Drug-induced liver injury (DILI) is a major concern in drug development and clinical drug therapy. Since the underlying mechanisms of DILI have not been fully understood in most cases, elucidation of the hepatotoxic mechanisms of drugs is expected. Although enalapril (ELP), an angiotensin-converting enzyme inhibitor, has been reported to cause liver injuries with a low incidence in humans, the precise mechanisms by which ELP causes liver injury remains unknown. In this study, we established a mouse model of ELP-induced liver injury and analyzed the mechanisms of its hepatotoxicity. Mice that were administered ELP alone did not develop liver injury, and mice that were pretreated with a synthetic glucocorticoid dexamethasone (DEX) and a glutathione synthesis inhibitor l-buthionine-(S,R)-sulfoximine (BSO) exhibited liver without significant increase in plasma alanine aminotransferase (ALT). In mice pretreated with DEX and BSO, ALT levels were significantly increased after ELP administration, suggesting that hepatic steatosis sensitized the liver to ELP hepatotoxicity.
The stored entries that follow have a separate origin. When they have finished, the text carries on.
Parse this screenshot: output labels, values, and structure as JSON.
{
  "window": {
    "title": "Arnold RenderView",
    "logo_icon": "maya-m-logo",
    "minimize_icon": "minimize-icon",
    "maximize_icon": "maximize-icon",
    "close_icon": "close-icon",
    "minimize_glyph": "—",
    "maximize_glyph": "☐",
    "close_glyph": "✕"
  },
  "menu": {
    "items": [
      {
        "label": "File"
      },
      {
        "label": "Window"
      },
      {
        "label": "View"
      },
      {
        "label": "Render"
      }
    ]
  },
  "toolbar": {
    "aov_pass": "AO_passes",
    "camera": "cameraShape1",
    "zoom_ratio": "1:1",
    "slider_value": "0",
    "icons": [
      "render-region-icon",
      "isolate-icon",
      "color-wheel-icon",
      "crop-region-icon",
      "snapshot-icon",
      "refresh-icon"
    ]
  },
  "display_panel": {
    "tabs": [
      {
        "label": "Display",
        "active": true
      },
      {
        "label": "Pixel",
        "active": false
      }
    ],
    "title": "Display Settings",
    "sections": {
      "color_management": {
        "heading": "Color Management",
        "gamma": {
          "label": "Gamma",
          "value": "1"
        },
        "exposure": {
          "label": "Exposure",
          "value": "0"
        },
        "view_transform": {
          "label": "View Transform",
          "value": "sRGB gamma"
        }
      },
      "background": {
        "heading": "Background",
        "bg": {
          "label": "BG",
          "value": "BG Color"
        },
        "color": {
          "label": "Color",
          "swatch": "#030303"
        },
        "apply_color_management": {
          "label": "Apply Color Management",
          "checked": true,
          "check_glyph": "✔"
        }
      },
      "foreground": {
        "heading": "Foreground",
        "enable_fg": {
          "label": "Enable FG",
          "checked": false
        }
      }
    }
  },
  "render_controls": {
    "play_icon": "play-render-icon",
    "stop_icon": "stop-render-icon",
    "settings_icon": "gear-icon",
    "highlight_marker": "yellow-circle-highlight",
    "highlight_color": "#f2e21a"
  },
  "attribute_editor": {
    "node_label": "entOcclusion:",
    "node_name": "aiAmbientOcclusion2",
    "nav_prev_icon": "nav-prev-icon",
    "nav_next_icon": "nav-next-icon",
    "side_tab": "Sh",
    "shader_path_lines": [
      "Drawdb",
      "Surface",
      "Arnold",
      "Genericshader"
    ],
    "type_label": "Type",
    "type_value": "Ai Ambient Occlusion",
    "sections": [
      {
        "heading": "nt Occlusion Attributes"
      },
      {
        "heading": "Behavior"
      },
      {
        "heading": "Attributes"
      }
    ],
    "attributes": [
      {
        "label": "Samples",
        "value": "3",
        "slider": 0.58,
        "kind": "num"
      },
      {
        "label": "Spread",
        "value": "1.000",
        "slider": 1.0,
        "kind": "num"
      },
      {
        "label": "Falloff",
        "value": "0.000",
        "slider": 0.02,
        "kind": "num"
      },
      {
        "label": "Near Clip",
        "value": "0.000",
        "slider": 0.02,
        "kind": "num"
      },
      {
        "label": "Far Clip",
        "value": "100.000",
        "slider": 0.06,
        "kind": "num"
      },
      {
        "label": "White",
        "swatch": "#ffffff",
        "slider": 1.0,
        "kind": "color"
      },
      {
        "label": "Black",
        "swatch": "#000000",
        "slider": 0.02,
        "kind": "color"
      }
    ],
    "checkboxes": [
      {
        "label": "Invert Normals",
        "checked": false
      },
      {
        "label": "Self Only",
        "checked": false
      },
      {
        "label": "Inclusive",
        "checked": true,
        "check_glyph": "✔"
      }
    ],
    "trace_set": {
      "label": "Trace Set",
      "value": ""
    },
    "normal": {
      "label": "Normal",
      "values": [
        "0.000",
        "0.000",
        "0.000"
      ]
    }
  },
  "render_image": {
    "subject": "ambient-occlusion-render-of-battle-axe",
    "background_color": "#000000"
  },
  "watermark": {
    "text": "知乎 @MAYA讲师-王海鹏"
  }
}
An immunohistochemical analysis showed that the numbers of myeloperoxidase-positive cells that infiltrated the liver were significantly increased in the mice administered DEX/BSO/ELP. The levels of oxidative stress-related factors, including hepatic heme oxygenase-1, serum hydrogen peroxide and hepatic malondialdehyde, were elevated in the mice administered DEX/BSO/ELP. The involvement of oxidative stress in ELP-induced liver injury was further supported by the observation that tempol, an antioxidant agent, ameliorated ELP-induced liver injury. In conclusion, we successfully established a model of ELP-induced liver injury in DEX-treated steatotic mice and demonstrated that oxidative stress and neutrophil infiltration are involved in the pathogenesis of ELP-induced liver injury.Laboratory Investigation advance online publication, 6 March 2017; doi:10.1038/labinvest.2017.22.